Fomos recebidos com muito entusiasmo por Laís no Citrus Ateliê em Vila Nova, Campo Grande. Desta vez o caminho da casa até a oficina se alongou e rendeu histórias compartilhadas já que o grupo se dividiu em dois carros para chegar até lá. Durante a deriva, nos sentimos mais observados, olhares alongados, olhar que deixa olhar. Éramos estrangeiros daquele cotidiano. Alguém disse: “No centro a gente é mais um.” Achei interessante que a partir da experimentação do lado oposto é que se deu a reflexão de algo posto, um descolamento. Neste dia, tivemos a ilustre presença do Guilherme, cria de Campo Grande e que no auge dos seus oito anos já carrega consigo muita sabedoria. Guilherme nos guiou durante a deriva. Experimentei caminhar sobre a ótica da criança, o andar que escolhe os caminhos que tenham mais degraus para  pular, que salta, corre e que não pisa na linha. No meio do caminho comemos fruta do pé e uma senhora se instigou com aquele grupo de pessoas em um estado maior de contemplação do que o costume.
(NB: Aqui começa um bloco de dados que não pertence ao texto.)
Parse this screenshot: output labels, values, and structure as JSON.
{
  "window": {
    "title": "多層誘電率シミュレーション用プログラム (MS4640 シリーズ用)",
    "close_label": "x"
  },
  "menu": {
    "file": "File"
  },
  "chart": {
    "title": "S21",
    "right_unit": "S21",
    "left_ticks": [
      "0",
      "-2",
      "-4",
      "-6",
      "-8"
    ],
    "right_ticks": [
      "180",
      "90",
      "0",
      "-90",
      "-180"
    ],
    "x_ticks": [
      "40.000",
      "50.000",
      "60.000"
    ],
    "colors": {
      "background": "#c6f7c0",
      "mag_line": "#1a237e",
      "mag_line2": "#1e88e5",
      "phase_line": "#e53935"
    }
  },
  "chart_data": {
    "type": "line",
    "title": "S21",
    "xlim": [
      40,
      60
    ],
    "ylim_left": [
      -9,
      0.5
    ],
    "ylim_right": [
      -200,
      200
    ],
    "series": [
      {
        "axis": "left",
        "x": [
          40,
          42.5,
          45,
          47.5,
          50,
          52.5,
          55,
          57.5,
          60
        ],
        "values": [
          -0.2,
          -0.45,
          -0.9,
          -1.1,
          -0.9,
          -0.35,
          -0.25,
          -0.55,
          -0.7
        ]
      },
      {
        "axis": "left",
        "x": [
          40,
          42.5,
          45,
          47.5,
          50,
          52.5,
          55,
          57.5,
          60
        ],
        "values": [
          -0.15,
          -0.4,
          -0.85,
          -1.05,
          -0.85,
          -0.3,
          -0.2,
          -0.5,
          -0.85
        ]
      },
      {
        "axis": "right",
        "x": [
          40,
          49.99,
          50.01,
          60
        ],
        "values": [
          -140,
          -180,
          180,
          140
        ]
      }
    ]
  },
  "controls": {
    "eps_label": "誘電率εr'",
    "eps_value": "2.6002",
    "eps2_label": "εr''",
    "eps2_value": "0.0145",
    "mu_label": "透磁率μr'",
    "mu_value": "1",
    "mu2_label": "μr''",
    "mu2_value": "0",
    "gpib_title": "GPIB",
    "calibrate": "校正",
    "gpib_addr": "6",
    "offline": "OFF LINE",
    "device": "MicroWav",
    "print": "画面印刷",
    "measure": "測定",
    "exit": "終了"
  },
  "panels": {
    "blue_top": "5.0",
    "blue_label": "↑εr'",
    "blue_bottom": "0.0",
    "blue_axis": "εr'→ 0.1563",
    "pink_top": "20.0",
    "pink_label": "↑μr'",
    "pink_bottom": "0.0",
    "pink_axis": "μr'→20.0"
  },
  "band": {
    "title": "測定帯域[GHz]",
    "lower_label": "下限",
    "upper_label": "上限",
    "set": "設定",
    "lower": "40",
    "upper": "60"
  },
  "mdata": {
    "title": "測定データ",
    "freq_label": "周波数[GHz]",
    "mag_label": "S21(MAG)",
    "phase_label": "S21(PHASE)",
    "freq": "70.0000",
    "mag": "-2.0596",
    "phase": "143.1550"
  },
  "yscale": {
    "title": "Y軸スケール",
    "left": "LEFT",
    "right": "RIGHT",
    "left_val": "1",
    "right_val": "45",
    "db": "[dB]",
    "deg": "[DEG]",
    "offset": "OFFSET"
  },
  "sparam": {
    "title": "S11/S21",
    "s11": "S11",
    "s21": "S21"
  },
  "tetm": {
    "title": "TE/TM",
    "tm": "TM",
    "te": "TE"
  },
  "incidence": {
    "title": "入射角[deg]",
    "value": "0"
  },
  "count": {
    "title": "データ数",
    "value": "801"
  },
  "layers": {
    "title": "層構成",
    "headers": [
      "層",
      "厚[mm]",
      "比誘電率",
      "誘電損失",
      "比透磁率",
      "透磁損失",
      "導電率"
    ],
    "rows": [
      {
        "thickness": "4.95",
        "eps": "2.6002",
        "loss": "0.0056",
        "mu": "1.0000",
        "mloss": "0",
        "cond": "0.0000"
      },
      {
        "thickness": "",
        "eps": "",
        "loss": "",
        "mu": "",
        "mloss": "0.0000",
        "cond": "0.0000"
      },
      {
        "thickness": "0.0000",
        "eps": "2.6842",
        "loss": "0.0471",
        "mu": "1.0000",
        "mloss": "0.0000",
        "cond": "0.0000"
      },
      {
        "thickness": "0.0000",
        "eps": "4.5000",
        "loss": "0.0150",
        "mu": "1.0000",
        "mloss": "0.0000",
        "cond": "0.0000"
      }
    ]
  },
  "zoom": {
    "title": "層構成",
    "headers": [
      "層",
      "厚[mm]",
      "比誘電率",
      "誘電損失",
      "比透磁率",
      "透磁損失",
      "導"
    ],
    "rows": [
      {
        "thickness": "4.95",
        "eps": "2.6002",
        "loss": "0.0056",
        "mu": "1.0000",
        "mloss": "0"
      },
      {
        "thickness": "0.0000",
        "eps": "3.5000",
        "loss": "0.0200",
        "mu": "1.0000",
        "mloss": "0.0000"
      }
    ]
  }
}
Ela olhou e deixou olhar, depois disse: “ Tão admirando a rua? Bonita, né? Aqui tem muito pé de árvore.” Minha imaginação instantaneamente criou uma árvore com várias arvorezinhas penduradas e em silêncio agradeci a ela por embaralhar meus pensamentos. A senhora entrou em casa e Guilherme correu para a praça, nós com ele. Ao chegar na praça de Vila Nova, novamente o translado das histórias vieram me perturbar, foi como se eu tivesse chegado a uma praça de Nova Friburgo, minha cidade natal. Um coreto, adolescentes dividindo um refrigerante depois da escola, um bar, um rádio tocando ao fundo e a paz aparente de uma guerra velada. De volta ao Citrus, Priscila com sua sensibilidade em dia, pediu para que Guilherme ensinasse ao grupo a forma com que caminhava: sabe aquele saltitar das crianças? É como se fosse um entre correr e andar, mas entre uma passada e outra existe um planar sob o ar. Terminamos o dia com os ensinamentos de Guilherme sobre como encontrar o voo entre um passo e outro. 

A elaboração da apresentação final foi como montar um quebra cabeça de repertórios levantados durante o processo, mas quero dar ênfase ao modo que escolhemos começar a performance: Da massa invisível do ar, foi esculpido um dragão, com peso específico, direções e pequenos voos. O dragão – emprestado por São Jorge – foi o resultado deste empenho de repensar as estruturas corporais do grupo, pois para fazer com que existisse foi preciso aderir um pouco do corpo do outro, descobrir esse andar coletivo, entender quais forças eram necessárias ativar para a presença do peso dele no espaço. Começamos a nossa apresentação segurando o bichano com o corpo empenhado para não deixá-lo escapar. Às vezes ele escapava e lá íamos nós atrás dele! Me emocionei ao me dar conta que seguramos ali bem mais do que um dragão, e sim toda a complexidade dos desejos e da entrega de quem aceitou entrar nessa empreitada conosco. É preciso muita generosidade para não somente ver o invisível, mas ter a coragem necessária para ser veículo e mostrá-lo com a devida honestidade ao público presente. 

Elisa Ottoni é escritora, contadora de histórias e atriz formada pela Unirio. Atualmente integra a equipe de direção da Peneira. Cena e literatura caminham juntas em seu trabalho como artista.